Un grupo de investigadores de la Universidad Técnica de Múnich ha creado un sistema para estudiar los gases de los volcanes. El sistema usa un láser en tierra y un dron con un pequeño reflector. El láser manda un rayo de luz. La luz llega al dron, toca el reflector y vuelve.
En ese camino, la luz pasa por la nube de gas del volcán. Una parte de la luz cambia. Con ese cambio, un programa calcula cuánto dióxido de carbono hay en la nube. Es una forma de mirar el gas sin entrar en una zona peligrosa.
El dióxido de carbono es importante para los científicos. También miran el dióxido de azufre. La relación entre estos gases puede dar pistas sobre lo que ocurre dentro del volcán. Cuando el magma sube hacia la superficie, libera gases.

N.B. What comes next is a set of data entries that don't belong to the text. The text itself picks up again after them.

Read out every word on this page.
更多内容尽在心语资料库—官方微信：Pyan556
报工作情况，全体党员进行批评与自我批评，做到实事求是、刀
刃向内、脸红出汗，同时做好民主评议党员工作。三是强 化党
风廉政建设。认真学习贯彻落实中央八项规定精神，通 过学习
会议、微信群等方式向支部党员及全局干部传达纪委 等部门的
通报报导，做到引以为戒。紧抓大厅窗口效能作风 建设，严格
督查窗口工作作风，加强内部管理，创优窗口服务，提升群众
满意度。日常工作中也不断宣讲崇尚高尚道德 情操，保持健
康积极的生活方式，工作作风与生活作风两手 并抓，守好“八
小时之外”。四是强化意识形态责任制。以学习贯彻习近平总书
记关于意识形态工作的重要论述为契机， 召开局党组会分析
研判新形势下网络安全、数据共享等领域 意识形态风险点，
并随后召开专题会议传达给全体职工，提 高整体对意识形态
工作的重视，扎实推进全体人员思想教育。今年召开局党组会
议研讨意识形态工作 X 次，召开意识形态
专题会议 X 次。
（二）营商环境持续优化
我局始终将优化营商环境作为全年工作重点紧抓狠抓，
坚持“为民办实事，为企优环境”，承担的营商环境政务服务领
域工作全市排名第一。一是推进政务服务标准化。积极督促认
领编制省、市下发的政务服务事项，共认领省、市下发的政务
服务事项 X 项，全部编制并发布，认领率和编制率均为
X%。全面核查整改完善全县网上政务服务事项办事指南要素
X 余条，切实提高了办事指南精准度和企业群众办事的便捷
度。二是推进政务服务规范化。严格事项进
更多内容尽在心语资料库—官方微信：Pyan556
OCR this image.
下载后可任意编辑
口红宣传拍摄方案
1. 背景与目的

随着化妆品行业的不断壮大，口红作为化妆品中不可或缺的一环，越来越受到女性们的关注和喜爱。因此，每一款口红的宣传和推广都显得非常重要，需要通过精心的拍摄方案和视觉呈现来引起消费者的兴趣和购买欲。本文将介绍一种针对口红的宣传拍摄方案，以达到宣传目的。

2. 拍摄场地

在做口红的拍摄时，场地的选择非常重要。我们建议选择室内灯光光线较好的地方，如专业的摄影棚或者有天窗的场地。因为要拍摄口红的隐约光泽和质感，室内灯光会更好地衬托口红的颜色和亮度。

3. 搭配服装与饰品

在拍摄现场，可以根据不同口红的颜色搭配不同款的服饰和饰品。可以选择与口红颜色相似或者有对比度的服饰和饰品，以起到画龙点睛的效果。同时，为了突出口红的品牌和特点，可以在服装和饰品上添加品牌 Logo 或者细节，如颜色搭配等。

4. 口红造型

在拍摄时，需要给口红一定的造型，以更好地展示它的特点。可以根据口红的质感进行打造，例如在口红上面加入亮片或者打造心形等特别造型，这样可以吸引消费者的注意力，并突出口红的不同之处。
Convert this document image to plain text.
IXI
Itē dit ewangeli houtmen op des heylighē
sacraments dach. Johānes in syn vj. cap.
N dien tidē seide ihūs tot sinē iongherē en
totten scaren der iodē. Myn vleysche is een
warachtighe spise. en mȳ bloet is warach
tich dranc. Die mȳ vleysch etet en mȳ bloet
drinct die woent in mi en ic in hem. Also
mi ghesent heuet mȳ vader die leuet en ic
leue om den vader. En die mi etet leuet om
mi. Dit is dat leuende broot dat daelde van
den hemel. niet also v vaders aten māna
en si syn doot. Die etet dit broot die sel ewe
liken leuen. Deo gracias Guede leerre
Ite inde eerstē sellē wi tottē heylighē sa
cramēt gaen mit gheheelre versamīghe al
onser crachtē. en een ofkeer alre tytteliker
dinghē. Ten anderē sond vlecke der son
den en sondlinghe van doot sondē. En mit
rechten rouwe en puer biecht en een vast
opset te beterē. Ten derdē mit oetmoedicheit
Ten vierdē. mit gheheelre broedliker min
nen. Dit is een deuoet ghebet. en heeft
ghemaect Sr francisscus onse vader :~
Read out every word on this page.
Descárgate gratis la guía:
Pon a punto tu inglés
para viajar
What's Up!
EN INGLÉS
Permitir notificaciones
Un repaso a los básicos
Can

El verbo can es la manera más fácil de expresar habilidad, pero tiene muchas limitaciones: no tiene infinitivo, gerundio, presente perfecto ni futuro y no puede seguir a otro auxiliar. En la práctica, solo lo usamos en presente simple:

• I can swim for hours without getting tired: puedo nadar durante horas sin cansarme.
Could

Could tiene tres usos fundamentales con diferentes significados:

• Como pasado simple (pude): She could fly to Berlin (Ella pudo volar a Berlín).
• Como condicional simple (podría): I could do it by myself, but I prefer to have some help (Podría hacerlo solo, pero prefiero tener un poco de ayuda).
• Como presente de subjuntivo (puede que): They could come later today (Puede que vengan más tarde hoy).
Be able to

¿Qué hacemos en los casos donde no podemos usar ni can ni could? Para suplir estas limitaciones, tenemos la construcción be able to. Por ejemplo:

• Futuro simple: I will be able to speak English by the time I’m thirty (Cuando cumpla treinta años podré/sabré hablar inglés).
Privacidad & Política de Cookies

Antes, muchas medidas se hacían desde el suelo. Allí el resultado podía ser menos claro, porque las plantas y el terreno también producen dióxido de carbono. Con el dron, la medida se hace más cerca de la nube volcánica. Así hay menos señales mezcladas.
La prueba se hizo en la isla de Vulcano, cerca de Sicilia. El dron siguió una ruta durante unos 10 o 15 minutos. Llegó a estar a 60 metros del láser. En un vuelo, el equipo pudo tomar hasta 3.000 medidas.
Después, un algoritmo preparó un mapa del gas a una altura concreta. Los investigadores quieren automatizar más el proceso y usar inteligencia artificial para entender los datos. La idea no es predecir una erupción con una sola señal. Es reunir información más clara para vigilar mejor los volcanes.